Help for teens and young adults doesn’t end there.

The scholarships that the league awards go to students attending Arizona universities, community colleges and trade programs at community colleges.

“The scholarships are awarded based on financial need, community service, and academic performance, Mann said. “Many single, working mothers rely on these funds to pursue their dreams of a college education.”

Recently, the women gathered at a Chandler member’s home to complete their KIT (Kids in Transition) Program, which “gives foster teens without permanent placement the dignity of good hygiene,” Mann said.

The league provides full-size toiletries and other necessities to teenagers who spend the night at one of the Department of Child Safety’s after-hours facilities because they don’t have a home of their own.

“It gives them a sense of independence and autonomy, Mann said. “It also gives these young people the ability to manage how they present themselves, feeling that they are cared for and a feeling of self-worth.

“And during this difficult transition, many factors and situations make them feel like they’re out of control. So caring for themselves gives them a better feeling of control.”

The league also has helped 1,269 pregnant high school students and their families support and encouragement to graduate.

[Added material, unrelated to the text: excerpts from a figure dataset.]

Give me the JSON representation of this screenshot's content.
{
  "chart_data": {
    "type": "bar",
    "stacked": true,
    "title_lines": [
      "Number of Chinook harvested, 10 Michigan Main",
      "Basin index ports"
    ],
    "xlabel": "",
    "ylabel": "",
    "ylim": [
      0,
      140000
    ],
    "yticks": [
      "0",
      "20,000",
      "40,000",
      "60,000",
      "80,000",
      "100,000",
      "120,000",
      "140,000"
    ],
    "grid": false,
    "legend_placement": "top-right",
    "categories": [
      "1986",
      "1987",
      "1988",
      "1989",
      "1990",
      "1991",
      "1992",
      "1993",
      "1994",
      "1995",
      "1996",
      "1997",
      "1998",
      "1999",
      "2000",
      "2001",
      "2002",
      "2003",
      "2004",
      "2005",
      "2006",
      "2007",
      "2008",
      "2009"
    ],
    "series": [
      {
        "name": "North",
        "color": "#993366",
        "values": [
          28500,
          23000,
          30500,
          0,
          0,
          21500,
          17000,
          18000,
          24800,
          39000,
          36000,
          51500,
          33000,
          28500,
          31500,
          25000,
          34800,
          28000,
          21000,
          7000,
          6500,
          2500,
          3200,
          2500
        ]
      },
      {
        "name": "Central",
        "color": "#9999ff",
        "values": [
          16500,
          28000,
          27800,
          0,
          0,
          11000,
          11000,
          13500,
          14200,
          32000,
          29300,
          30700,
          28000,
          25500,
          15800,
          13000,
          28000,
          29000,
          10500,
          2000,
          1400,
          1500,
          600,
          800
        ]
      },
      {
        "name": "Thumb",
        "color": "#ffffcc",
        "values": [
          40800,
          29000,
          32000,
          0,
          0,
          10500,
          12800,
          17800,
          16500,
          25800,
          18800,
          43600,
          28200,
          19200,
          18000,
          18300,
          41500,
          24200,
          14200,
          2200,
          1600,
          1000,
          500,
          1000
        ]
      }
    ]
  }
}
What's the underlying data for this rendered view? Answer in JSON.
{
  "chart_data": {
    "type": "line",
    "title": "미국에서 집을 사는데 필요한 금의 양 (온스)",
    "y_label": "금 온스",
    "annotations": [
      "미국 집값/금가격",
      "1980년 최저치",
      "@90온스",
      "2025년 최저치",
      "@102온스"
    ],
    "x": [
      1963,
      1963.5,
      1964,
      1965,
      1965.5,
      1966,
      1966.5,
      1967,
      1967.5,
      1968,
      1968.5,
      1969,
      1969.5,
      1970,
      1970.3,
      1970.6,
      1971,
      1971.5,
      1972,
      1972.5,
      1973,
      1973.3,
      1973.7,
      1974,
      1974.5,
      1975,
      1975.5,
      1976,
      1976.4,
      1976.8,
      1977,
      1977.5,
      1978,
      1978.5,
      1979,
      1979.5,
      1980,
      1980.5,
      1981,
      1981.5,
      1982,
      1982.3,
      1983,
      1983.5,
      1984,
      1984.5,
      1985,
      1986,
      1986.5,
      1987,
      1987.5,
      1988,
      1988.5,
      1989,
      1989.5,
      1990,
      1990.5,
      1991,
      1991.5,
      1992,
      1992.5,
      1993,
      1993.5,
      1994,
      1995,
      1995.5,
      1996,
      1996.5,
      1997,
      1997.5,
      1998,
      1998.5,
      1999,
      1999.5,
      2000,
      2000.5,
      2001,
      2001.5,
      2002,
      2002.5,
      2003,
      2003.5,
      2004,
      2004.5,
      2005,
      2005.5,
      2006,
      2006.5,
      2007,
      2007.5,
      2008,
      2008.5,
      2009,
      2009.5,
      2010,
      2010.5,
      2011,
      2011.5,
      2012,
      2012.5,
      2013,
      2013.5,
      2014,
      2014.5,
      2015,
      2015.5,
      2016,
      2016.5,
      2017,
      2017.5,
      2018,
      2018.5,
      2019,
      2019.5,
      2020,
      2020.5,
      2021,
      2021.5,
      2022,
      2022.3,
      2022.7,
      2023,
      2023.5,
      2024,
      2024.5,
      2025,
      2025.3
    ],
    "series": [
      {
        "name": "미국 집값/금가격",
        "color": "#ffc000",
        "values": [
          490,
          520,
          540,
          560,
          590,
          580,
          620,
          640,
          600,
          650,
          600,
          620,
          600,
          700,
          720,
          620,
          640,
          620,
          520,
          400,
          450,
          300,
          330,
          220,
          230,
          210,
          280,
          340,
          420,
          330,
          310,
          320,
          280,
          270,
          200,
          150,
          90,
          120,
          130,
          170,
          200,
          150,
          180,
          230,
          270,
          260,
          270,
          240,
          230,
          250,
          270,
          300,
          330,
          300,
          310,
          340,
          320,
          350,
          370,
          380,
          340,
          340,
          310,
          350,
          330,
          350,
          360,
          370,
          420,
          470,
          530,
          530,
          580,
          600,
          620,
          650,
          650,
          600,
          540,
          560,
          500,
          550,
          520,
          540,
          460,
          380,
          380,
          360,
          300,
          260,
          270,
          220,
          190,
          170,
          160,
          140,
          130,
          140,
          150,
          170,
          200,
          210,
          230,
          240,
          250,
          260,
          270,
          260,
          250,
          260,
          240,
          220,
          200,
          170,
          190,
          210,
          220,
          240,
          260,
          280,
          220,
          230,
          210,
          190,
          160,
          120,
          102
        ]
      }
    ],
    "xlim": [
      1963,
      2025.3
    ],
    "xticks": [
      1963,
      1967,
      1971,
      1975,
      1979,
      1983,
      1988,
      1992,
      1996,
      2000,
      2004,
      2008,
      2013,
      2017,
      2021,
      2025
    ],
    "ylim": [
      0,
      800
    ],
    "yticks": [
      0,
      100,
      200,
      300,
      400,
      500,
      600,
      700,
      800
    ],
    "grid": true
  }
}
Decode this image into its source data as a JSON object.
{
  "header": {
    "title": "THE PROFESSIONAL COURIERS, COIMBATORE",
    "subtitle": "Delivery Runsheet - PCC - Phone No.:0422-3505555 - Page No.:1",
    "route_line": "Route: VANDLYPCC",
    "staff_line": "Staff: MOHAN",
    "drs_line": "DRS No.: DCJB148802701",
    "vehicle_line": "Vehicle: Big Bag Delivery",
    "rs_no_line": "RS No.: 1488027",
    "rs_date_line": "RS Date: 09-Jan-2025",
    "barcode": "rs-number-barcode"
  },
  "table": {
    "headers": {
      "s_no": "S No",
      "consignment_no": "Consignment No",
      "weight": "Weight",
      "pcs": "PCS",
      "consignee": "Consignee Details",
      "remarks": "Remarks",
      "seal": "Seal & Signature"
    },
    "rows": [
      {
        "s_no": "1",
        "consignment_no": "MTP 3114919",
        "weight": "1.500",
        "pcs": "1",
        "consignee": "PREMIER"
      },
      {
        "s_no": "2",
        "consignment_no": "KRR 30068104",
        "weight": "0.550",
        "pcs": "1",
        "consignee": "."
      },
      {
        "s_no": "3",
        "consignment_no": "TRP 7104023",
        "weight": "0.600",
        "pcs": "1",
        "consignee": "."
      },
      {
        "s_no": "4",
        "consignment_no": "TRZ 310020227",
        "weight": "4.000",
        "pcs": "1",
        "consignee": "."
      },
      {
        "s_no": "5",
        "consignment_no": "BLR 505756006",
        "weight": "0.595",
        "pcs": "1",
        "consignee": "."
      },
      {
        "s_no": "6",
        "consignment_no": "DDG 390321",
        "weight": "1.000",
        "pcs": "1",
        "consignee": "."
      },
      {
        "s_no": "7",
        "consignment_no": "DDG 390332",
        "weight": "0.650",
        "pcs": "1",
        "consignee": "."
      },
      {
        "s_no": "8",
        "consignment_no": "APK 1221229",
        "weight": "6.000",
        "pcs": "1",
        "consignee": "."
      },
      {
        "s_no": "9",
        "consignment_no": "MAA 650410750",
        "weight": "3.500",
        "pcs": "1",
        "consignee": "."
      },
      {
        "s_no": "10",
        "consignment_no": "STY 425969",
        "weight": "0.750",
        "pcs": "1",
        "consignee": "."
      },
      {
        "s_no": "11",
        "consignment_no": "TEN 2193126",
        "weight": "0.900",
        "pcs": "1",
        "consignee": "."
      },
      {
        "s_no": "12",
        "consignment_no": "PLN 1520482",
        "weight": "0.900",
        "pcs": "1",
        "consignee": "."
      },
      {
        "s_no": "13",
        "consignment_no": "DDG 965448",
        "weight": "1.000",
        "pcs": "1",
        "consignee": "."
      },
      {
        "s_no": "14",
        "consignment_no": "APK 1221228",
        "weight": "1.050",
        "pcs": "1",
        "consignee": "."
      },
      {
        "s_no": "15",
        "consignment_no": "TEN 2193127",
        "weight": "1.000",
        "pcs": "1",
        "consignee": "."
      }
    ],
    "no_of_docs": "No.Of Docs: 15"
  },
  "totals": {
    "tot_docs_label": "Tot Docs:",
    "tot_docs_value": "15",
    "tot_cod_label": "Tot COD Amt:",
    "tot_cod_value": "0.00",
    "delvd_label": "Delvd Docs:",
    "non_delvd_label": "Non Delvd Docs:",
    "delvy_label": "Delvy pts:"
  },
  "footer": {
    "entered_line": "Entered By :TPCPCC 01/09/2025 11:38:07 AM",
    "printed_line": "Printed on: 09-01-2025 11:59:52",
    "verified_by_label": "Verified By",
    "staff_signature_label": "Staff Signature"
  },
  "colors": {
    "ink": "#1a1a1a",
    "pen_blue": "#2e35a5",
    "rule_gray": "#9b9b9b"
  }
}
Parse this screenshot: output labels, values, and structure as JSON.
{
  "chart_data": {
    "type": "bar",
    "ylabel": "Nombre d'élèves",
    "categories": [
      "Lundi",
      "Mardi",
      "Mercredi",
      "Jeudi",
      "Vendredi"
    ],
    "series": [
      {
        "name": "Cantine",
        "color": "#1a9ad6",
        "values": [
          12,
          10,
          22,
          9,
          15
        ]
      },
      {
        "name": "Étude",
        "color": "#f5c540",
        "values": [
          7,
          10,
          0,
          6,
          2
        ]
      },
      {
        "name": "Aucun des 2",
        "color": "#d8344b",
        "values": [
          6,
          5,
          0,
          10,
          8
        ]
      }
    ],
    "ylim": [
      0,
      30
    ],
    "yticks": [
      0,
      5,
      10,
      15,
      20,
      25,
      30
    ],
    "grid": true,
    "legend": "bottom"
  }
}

“Our volunteers provide books to encourage the young moms and dads to read to their kids at home, as well as an annual technology scholarship to a deserving student continuing his or her education after high school,” Mann said.

For adults, the league runs a weekly outreach to cancer patients undergoing chemotherapy, bringing them companionship as well goodie bags filled with lotion, blankets, snack bars and activities to help them pass the time during treatments.

Homebound women also have been recipients of its generosity.

“Over the years, nearly 4,000 women have received needed household or personal items as well as home visits that support their emotional needs by knowing someone cares,” Mann said.

To support all its efforts, the league has a spring fundraiser, which next year will be a cornhole tournament.

But it also is supported through the donations from business and individuals.